Oh. I said a hasty good-bye to my friend. The closest movie store is about two kilometres away, a short drive but an impossible excursion so late at night.  Getting there would be no trouble, but negotiating through the narrow aisles of the store to the back room where the movies are displayed an impossibility for Michael at this time of night.  I suppose I could have left him in the car while I dashed in to find the movie myself ("Blackhawk Down" was for some reason the desired film) but I wasn't feeling very charitable at that moment. Besides, the choice of film was completely inappropriate for my husband's unstable brain at such a late hour; he has seen it before and it unnerved him. Also we have Apple TV, a generous Christmas gift from the kids aimed at eliminating this problem by making movie rental a couple of simple clicks on a tiny remote control.  I suggested we look first to see if it was available through this medium, hoping by making this suggestion it might derail the project.  It did. He forgot all about it.

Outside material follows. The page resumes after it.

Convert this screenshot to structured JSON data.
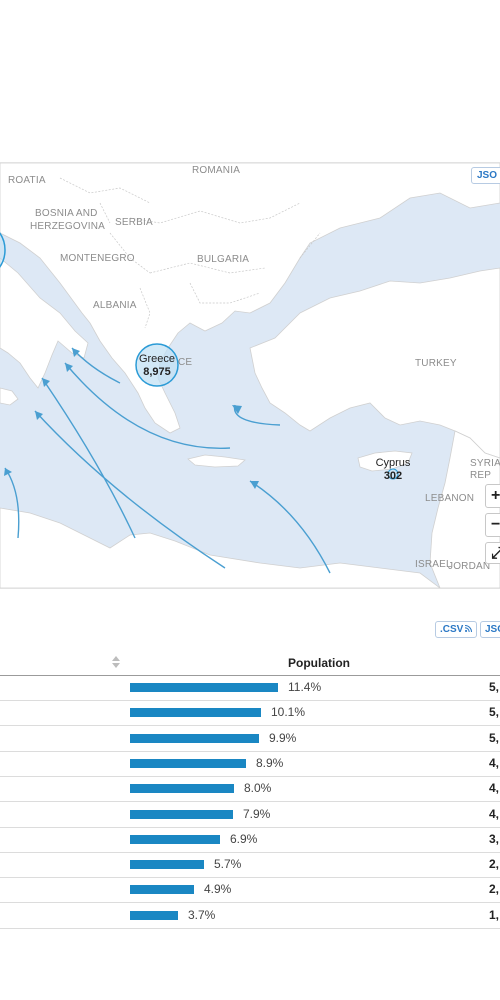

But what was so ironic about this whole episode was Michael's unusually articulate and vociferous assertion that he never gets to watch what he wants. It was a deluded declaration of annoyance at my perceived control over the television, which, I suppose, has some truth since, without my intervention with the now very complicated remote control, he would never watch anything. I had to suppress my amusement as I distracted him with a hockey game, but as deluded as it was, it was nice to see a rare flash of independence and annoyance. Perhaps this was a statement of his resentment of the need for my entire control over his life, indeed the disease's control over both our lives.

Too bad we can't just turn that off with a  simple click of the remote control.